PSD, IL e Chega ensaiam pacto de não agressão

28 comments
  1. Acordaram pra vida finalmente, mas acho que é mais pelo medo de perder votos ao Chega, a tática do Ventura de atacar o PSD a dizer (e mostrar) que não são oposição não são nada estava a funcionar, e bem, e por muito que eu gostasse de ver o PSD ir de cona eu prefiro aguentar com os gajos do que ter o PS no poder.

  2. É óbvio que se o PSD quiser chegar ao poder vai fazer uma nova geringonça com o Chega & Co. O Rio bem tentou enfiar a peta mas está aqui um sinal claro que o PSD está disposto a negociar com o Ventura. Essencialmente, o mesmo que se passa na Itália.

  3. Ou seja, o Rui Rio ofereceu a maioria absoluta ao PS ao deixar em aberto a hipótese de juntar com o Chega, e o burro do Montenegro ao fim de 6 meses assume logo publicamente isto?

  4. O Chega só da jeito ao PS, como visto nas últimas eleições.

    Se bem que, na França o PS desapareceu e a frente nacional lá está.. A longo prazo a estratégia de estarem sempre a falar no bicho papão pode deixar de funcionar.
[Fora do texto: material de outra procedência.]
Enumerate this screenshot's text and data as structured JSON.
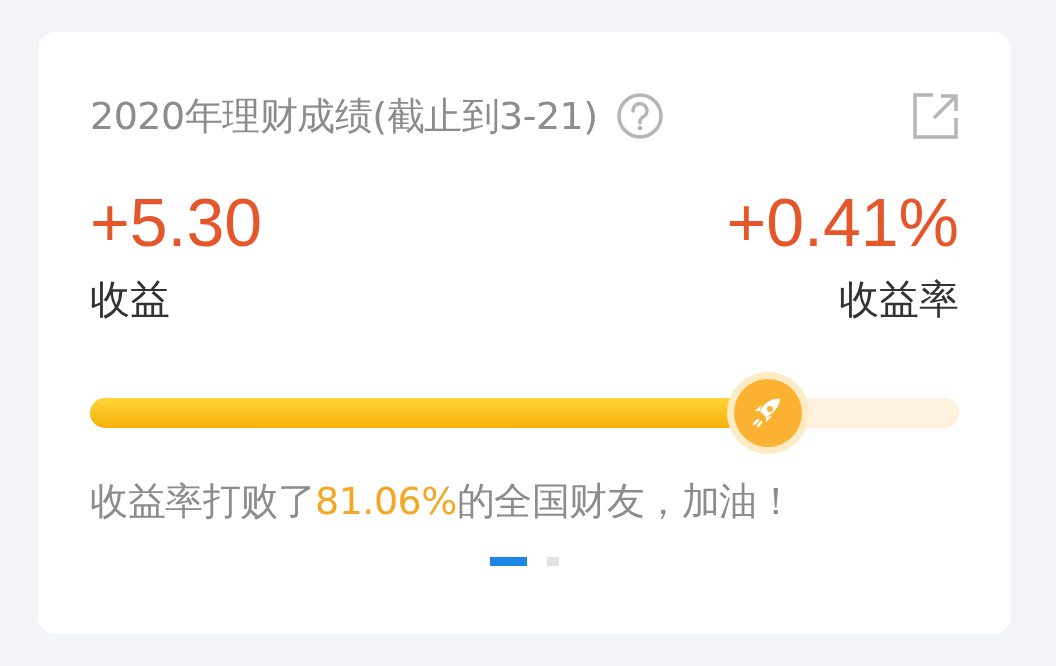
{
  "card": {
    "title": "2020年理财成绩(截止到3-21)",
    "metrics": [
      {
        "value": "+5.30",
        "label": "收益"
      },
      {
        "value": "+0.41%",
        "label": "收益率"
      }
    ],
    "progress": {
      "level": 0.78
    },
    "summary": {
      "before": "收益率打败了",
      "highlight": "81.06%",
      "after": "的全国财友，加油！"
    },
    "pages": [
      {
        "selected": true
      },
      {
        "selected": false
      }
    ]
  }
}
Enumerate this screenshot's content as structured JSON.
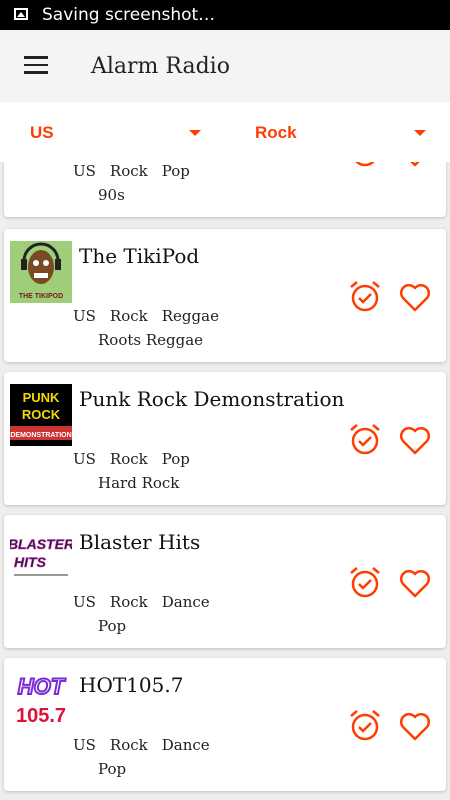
{
  "status_bar": {
    "text": "Saving screenshot…",
    "icon": "image-icon"
  },
  "app_bar": {
    "title": "Alarm Radio",
    "menu_icon": "hamburger-menu-icon"
  },
  "filters": {
    "country": "US",
    "genre": "Rock",
    "accent_color": "#ff3d00"
  },
  "stations": [
    {
      "name": "",
      "tags": [
        "US",
        "Rock",
        "Pop"
      ],
      "subgenre": "90s"
    },
    {
      "name": "The TikiPod",
      "logo_text": "THE TIKIPOD",
      "tags": [
        "US",
        "Rock",
        "Reggae"
      ],
      "subgenre": "Roots Reggae"
    },
    {
      "name": "Punk Rock Demonstration",
      "logo_text": [
        "PUNK",
        "ROCK",
        "DEMONSTRATION"
      ],
      "tags": [
        "US",
        "Rock",
        "Pop"
      ],
      "subgenre": "Hard Rock"
    },
    {
      "name": "Blaster Hits",
      "logo_text": [
        "BLASTER",
        "HITS"
      ],
      "tags": [
        "US",
        "Rock",
        "Dance"
      ],
      "subgenre": "Pop"
    },
    {
      "name": "HOT105.7",
      "logo_text": [
        "HOT",
        "105.7"
      ],
      "tags": [
        "US",
        "Rock",
        "Dance"
      ],
      "subgenre": "Pop"
    }
  ]
}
  5. O PSD já percebeu que não vai governar sem o chega. Nas próximas eleições, arrisco-me a dizer que o número de votantes do chega vai duplicar face aos resultados das últimas eleições (até em sondagens neste sub, o chega está como segundo mais votado, o que não acontecia). Para reverter tal situação, teria que acontecer um descalabro na Itália, onde parece ser o cenário mais próximo do que possa acontecer aqui

  6. Não é ao calhas que a direita usa muito o termo “extrema-esquerda”. Usam-no com um propósito muito especifico de normalização da extrema direita, porque eles não são parvos, chegar ao poder é só possível com o alinhamento com o Chega.

  7. Eu odeio que geringonças tenham sido normalizadas como alianças entre lados inteiros de direita e esquerda. Conseguimos fazer com que Portugal ficasse cada vez mais perto dos EUA nas nossas configurações democráticas. 2 partidos, que efetivamente abrangem todo o tipo de maluquinho no seu “lado”. Que bela escolha.

    Preferia mil e uma vezes ver vários partidos pequenos tanto de esquerda como direita a cooperar e à procura de compromisso do que mais outra geringonça de cegueira ideológica.

  8. Estou curioso para ver de que forma é que esta “nova geringonça” vai funcionar visto que a IL já prometeu várias vezes que não participaria numa solução governativa que inclua o CH e não me parece que PSD + IL seja suficiente para obter uma maioria.

    Será a ideia PSD + CH e que a IL “feche os olhos” e deixe passar?

  9. Foi por isto que o PS ganhou maioria absoluta nas eleições legislativas de Janeiro. Os eleitores do Bloco de Esquerda e do PCP votaram no PS porque tinham medo de uma coligação PSD Chega. O Chega foi efetivamente o maior aliado que o Costa podia ter tido. Por acaso, eu duvido que o PSD do Rio se teria coligado com o Chega mas não tenho dúvidas que o PSD do Montenegro o fará. Não dá para dizer se isto levará a uma nova vitória do PS em 2026. Ainda faltam 4 anos.

  10. Colocar o chega no mesmo prato da IL, do PSD e do CDS é o maior tiro no pé da direita portuguesa.
    Eu quero que as ideias do chega racistas sejam condenadas pela outra direita.

  11. Quero só oferecer mais uma análise que ainda não vi feita em lado nenhum e que acredito que vai ser também um grande motivo para esta ideia falhar. Isto é só Passismo requentado, começando pelas caras dos lideres dos 3 partido envolvidos (Montenegro, JCF e AV) que tiveram papéis nesses tempos no Governo de Passos, e por mais que o PSD (e aquela meia dúzia de gatos pingados do CDS) sonhe voltar a esses tempos a verdade é que não é algo muito popular fora das cerimónias fúnebres das viúvas de Passos. O PSD está claramente a sofrer uma crise identitária, da qual nasceram os outros 2 partidos e ai ganham espaço, não é um problema fácil de resolver e também não estava à espera que Montenegro o fizesse mas uma coisa que já era dada como certa é que é preciso que o PSD se reinvente e isto é ir no sentido oposto. Vi uma menção algures aqui ao PS Francês como aviso ao nosso PS mas quem está perto da realidade do PS Francês no inicio/meio dos anos 2000 é precisamente o PSD.